如果 Beautiful Soup 发出 HTMLParser.HTMLParseError,请尝试更改解析器。
If Beautiful Soup raises HTMLParser.HTMLParseError, try and change the parser.
解析错误 HTMLParser.HTMLParseError: 格式错误的开始标记和 HTMLParser.HTMLParseError: 错误的结束标记均由 Python 的内置 HTML 解析器库生成,解决方案是安装 lxml 或 html5lib。
parse errors are HTMLParser.HTMLParseError: malformed start tag and HTMLParser.HTMLParseError: bad end tag are both generated by Python’s built-in HTML parser library, and the solution is to install lxml or html5lib.
如果你遇到 SyntaxError: 语法无效(在行 ROOT_TAG_NAME = '[document]' 中),这是由于在 Python 3 下运行 Beautiful Soup 的旧 Python 2 版本,而没有转换代码。
If you encounter SyntaxError: Invalid syntax (on the line ROOT_TAG_NAME = '[document]'), it is caused by running an old Python 2 version of Beautiful Soup under Python 3, without converting the code.
ImportError 出现消息“No module named HTMLParser”是因为在 Python 3 中使用了旧的 Python 2 版 BeautifulSoup。
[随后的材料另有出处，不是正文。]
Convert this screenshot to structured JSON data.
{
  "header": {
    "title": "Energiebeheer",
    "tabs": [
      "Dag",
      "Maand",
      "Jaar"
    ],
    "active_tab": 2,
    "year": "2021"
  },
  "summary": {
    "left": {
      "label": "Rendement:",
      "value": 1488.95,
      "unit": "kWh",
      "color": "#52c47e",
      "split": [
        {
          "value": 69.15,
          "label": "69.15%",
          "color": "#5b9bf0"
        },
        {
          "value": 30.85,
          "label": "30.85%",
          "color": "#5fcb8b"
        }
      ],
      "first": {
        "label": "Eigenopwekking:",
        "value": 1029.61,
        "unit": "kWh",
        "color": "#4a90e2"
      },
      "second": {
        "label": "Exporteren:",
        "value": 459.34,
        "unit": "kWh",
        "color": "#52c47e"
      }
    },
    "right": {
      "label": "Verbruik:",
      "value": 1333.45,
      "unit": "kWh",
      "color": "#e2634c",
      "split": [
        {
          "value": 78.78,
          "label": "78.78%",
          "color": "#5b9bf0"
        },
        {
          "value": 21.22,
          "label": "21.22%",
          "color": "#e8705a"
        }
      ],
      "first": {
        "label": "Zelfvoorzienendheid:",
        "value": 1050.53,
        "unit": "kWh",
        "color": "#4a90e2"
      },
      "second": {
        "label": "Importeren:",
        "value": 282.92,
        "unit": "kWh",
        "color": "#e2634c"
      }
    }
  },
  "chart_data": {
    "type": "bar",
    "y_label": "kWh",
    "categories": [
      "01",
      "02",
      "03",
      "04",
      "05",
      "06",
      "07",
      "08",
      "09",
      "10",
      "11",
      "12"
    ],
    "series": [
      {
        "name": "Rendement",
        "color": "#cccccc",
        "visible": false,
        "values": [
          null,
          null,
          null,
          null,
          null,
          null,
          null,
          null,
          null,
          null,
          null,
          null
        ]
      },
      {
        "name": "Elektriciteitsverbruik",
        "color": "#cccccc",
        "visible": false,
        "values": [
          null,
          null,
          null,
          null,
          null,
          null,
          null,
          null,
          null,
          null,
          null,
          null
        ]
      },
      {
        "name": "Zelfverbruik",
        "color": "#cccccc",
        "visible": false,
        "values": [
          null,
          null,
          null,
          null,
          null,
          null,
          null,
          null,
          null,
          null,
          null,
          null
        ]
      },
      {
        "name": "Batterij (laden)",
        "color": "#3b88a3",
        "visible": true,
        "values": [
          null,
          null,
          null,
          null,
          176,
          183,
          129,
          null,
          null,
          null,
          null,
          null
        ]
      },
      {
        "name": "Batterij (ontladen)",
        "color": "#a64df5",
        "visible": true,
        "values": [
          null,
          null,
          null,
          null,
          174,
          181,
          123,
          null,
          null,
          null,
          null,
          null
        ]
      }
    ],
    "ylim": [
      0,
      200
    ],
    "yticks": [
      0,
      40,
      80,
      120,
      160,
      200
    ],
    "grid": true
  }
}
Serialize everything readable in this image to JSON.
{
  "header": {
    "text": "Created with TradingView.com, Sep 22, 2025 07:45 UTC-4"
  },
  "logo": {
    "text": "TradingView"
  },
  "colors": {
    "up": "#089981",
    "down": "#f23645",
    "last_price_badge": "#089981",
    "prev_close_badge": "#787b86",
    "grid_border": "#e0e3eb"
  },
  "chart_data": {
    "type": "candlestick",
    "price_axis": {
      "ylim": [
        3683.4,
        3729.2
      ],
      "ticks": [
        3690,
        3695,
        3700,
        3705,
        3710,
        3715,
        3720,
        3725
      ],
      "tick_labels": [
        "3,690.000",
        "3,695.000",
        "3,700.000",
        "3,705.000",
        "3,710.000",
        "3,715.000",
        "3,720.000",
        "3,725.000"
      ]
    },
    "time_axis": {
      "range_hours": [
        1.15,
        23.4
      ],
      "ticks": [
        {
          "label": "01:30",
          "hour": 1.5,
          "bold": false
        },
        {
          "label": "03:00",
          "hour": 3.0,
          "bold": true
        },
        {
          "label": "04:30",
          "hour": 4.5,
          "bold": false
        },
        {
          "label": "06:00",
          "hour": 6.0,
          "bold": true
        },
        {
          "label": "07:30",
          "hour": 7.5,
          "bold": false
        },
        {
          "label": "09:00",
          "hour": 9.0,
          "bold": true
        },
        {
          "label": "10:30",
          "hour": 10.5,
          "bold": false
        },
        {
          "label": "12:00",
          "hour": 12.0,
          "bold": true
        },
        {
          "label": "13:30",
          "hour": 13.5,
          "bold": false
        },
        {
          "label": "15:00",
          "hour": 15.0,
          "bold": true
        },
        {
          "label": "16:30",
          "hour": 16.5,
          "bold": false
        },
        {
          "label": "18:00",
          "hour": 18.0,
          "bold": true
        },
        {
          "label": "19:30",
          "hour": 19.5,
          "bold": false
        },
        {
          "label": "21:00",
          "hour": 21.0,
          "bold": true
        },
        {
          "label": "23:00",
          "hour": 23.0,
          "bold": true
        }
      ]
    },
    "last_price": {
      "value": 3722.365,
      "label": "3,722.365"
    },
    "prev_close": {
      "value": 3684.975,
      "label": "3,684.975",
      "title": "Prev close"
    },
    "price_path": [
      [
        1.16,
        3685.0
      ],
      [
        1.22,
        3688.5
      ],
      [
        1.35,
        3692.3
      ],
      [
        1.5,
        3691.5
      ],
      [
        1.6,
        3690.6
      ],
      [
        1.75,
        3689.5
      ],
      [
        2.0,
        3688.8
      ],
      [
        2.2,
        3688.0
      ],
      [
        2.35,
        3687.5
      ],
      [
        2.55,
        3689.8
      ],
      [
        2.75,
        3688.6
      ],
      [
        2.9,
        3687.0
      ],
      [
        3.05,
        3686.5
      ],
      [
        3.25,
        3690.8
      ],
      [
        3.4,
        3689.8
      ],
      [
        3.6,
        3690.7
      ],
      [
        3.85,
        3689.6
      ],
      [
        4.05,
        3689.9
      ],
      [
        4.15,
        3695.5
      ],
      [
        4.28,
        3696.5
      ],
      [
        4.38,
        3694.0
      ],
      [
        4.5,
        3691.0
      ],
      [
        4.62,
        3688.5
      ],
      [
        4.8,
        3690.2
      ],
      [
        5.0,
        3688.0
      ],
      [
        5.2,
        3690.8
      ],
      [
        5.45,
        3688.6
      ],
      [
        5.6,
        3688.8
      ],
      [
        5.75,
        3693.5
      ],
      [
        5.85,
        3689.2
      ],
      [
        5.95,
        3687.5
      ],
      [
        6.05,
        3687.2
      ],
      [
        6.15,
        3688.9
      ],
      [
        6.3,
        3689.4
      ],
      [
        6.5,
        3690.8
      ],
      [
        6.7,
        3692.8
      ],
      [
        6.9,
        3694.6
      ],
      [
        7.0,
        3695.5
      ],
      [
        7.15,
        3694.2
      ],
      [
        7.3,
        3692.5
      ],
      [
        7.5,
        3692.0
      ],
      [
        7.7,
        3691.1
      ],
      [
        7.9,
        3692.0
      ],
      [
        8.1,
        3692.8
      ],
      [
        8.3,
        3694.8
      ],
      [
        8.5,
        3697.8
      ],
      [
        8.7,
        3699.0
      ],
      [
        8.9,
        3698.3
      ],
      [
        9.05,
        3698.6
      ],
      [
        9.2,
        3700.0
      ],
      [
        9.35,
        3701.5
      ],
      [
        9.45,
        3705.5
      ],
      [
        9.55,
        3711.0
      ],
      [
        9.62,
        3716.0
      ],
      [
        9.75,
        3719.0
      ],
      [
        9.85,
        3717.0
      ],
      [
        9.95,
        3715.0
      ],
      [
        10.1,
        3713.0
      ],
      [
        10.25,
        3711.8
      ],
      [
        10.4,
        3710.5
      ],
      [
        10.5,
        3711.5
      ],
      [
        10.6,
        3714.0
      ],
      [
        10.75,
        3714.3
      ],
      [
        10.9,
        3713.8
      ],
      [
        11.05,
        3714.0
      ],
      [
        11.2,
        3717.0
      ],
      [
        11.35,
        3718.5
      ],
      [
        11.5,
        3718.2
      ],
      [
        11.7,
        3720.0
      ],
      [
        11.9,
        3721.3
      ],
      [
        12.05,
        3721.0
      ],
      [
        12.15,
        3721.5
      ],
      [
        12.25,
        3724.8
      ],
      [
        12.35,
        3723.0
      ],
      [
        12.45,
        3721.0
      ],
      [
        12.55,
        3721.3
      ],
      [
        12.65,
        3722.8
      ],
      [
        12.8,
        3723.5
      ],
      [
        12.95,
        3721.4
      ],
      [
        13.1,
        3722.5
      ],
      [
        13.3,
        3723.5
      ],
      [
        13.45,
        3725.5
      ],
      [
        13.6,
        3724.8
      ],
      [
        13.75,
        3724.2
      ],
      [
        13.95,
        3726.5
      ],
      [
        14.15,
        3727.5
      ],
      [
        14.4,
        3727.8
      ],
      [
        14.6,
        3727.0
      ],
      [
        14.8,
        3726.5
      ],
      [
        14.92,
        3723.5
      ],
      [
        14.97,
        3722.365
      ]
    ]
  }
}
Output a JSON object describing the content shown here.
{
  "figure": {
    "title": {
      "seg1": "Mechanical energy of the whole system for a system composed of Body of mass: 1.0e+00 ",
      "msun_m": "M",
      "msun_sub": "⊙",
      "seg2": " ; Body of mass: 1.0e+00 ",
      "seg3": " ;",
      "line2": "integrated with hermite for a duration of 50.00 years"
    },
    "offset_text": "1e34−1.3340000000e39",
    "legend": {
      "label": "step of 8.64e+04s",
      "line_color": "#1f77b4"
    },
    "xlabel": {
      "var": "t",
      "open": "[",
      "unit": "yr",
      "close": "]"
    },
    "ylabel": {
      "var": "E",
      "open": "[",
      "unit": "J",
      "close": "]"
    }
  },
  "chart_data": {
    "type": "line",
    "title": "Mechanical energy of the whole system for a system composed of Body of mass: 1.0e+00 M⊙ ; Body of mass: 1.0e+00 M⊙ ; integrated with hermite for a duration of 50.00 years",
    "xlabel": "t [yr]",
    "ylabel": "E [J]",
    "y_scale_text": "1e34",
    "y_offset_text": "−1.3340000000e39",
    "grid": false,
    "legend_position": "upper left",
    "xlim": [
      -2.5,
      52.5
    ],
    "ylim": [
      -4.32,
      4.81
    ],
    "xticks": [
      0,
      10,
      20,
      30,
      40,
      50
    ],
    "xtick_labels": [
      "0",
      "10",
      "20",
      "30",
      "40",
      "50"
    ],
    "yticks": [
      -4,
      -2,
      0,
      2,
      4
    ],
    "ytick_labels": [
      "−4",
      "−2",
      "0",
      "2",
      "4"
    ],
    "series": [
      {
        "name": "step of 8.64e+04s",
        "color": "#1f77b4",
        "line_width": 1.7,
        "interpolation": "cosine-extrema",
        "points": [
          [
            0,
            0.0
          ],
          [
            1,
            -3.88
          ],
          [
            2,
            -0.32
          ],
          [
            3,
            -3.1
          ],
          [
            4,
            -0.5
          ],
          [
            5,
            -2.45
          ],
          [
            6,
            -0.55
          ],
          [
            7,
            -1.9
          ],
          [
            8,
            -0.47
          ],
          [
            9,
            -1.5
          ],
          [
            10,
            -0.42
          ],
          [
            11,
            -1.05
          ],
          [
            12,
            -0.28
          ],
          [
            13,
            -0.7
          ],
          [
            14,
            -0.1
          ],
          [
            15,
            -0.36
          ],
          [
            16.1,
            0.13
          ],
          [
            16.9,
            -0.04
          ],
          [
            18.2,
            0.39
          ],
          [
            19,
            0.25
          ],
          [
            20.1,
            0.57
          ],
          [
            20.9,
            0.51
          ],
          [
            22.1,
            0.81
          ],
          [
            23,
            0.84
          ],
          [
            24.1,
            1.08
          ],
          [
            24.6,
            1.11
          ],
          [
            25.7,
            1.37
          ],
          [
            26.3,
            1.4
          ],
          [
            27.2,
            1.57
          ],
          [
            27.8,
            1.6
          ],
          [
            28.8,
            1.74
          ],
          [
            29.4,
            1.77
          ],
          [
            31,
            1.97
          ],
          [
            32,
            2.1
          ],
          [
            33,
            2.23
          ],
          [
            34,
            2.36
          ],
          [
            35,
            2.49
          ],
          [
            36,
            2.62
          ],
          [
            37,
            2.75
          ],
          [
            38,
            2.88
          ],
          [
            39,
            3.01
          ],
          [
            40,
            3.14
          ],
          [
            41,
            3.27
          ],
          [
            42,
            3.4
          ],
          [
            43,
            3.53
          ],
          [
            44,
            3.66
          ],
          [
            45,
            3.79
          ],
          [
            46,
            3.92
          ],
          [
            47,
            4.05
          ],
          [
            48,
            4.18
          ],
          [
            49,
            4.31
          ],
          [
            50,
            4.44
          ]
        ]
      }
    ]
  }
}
The ImportError with message No module named HTMLParser is because of an old Python 2 version of Beautiful Soup under Python 3.
同时,ImportError:No module named html.parser - 是在 Python 2 中运行 Python 3 版本的 BeautifulSoup 导致的。
While, ImportError: No module named html.parser - is caused by running the Python 3 version of Beautiful Soup under Python 2.
如果您收到 ImportError:No module named BeautifulSoup - 是因为在尚未安装 BS3 的系统上运 Beautiful Soup 3 代码。或者,不知道包名称已更改为 bs4,编写了 Beautiful Soup 4 代码。
If you get ImportError: No module named BeautifulSoup - more often than not, it is because of running Beautiful Soup 3 code on a system that doesn’t have BS3 installed. Or, by writing Beautiful Soup 4 code without knowing that the package name has changed to bs4.
最后,ImportError:No module named bs4 - 也可能是因为尝试在尚未安装 BS4 的系统上运行 Beautiful Soup 4 代码。
Finally, ImportError: No module named bs4 - is due to the fact that you are trying a Beautiful Soup 4 code on a system that doesn’t have BS4 installed.